Оглавление
Невроз как карьерный лифт
Отец термина и его неутешительный диагноз
Корпоративный дарвинизм: выживает слабейший
Невроз как карьерный лифт
Каждый, кто хоть раз работал в коллективе, сталкивался с удивительным феноменом: на вершине иерархической пирамиды часто оказывается человек, чьи управленческие таланты вызывают, мягко говоря, вопросы.
Он нерешителен, некомпетентен, боится ответственности как огня, но при этом мёртвой хваткой держится за своё кресло.
Глядя на это, подчинённые задаются вопросом: как? Как ему это удалось?
Ответ прост и циничен: в большинстве человеческих систем наверх всплывает не самое лучшее, а самое лёгкое.
Имя этому явлению — отрицательная селекция, и корни его уходят глубоко в мутные воды человеческой психологии.
Зигмунд Фрейд, копавшийся в самых тёмных закоулках души, считал, что неуёмная жажда власти — это не признак силы, а симптом невротического помешательства.
По его мнению, в основе этого стремления лежит глубинный, часто неосознанный страх перед миром, ощущение собственной беспомощности.
Индивид, чувствующий себя маленьким и ничтожным, пытается компенсировать это, получив контроль над другими.

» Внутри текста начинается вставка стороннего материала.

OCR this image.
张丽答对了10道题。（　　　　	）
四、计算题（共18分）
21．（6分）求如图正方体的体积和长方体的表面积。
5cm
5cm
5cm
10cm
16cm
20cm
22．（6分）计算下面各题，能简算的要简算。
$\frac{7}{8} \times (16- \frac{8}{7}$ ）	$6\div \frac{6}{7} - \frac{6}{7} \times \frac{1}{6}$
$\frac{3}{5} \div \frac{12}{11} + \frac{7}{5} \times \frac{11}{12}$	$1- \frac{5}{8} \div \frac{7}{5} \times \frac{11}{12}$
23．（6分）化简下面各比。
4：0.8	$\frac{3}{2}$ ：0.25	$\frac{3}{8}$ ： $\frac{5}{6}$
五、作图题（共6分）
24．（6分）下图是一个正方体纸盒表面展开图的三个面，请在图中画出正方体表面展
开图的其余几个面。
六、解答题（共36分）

Эту идею развил и другой титан психоанализа, Альфред Адлер, сформулировав концепцию «комплекса неполноценности».
Адлер утверждал, что всё поведение человека — это попытка компенсировать врождённое или приобретённое чувство собственной ущербности.
И стремление к власти, к доминированию — самый прямой и грубый способ такой компенсации.
Не имея возможности превзойти других талантом или умом, человек пытается просто поставить их в подчинённое положение.
Власть для него — это не инструмент созидания, а способ заглушить собственный ужас.
Он строит вокруг себя крепость из должностных инструкций и приказов, чтобы отгородиться от враждебной реальности.
При этом, что самое парадоксальное, такой индивид часто искренне не осознаёт своей некомпетентности.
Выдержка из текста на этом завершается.